R.SE:FireAllClients(message)
-- We can now remove the queued message with table.remove since we saved
-- the index from the randomisation earlier, instead of using a loop
table.remove(messageQueue, index)
-- NOW you can wait and using the task library's wait, not the global
task.wait(60)
end
Like others have pointed out, the variable m
points to the same table that the variable messages
points to. m == messages
but m ~= {}
when the messages table becomes empty. You work on m, but because m is the same table as messages, changes apply to the table in memory. That if statement will never be true and when all messages have been sent and removed there will not be any messages to send from that point on, meaning no more tips.

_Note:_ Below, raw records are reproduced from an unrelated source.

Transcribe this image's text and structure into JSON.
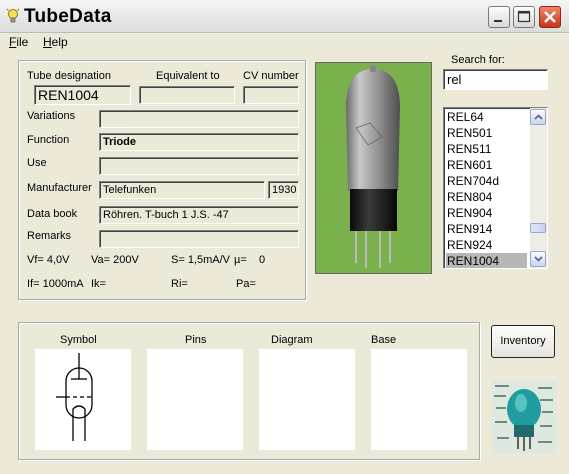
{
  "window": {
    "title": "TubeData"
  },
  "menu": [
    {
      "label": "File",
      "accel": "F",
      "rest": "ile"
    },
    {
      "label": "Help",
      "accel": "H",
      "rest": "elp"
    }
  ],
  "form": {
    "headers": {
      "designation": "Tube designation",
      "equivalent": "Equivalent to",
      "cv": "CV number"
    },
    "designation": "REN1004",
    "equivalent": "",
    "cv": "",
    "rows": {
      "variations": {
        "label": "Variations",
        "value": ""
      },
      "function": {
        "label": "Function",
        "value": "Triode"
      },
      "use": {
        "label": "Use",
        "value": ""
      },
      "manufacturer": {
        "label": "Manufacturer",
        "value": "Telefunken",
        "year": "1930"
      },
      "databook": {
        "label": "Data book",
        "value": "Röhren. T-buch 1 J.S. -47"
      },
      "remarks": {
        "label": "Remarks",
        "value": ""
      }
    },
    "specs": {
      "vf": "Vf= 4,0V",
      "va": "Va= 200V",
      "s": "S= 1,5mA/V",
      "mu": "µ=",
      "mu_val": "0",
      "if": "If= 1000mA",
      "ik": "Ik=",
      "ri": "Ri=",
      "pa": "Pa="
    }
  },
  "search": {
    "label": "Search for:",
    "value": "rel",
    "results": [
      "REL64",
      "REN501",
      "REN511",
      "REN601",
      "REN704d",
      "REN804",
      "REN904",
      "REN914",
      "REN924",
      "REN1004"
    ],
    "selected": "REN1004"
  },
  "bottom": {
    "symbol": "Symbol",
    "pins": "Pins",
    "diagram": "Diagram",
    "base": "Base"
  },
  "inventory_label": "Inventory"
}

The rest is all just practice problems of different assortments. Using wait as the condition of a while loop is bad. As for removing messages from your queue, you’re performing a highly unnecessary for loop to find out which indice to remove. You already get the indice when you perform the randomisation so separate those variables and then you can use table.remove right away the same way I do it in the code sample I provided above. And please, for your own sake, strive to use names that span more than one or two characters. It makes your code more readable and maintainable.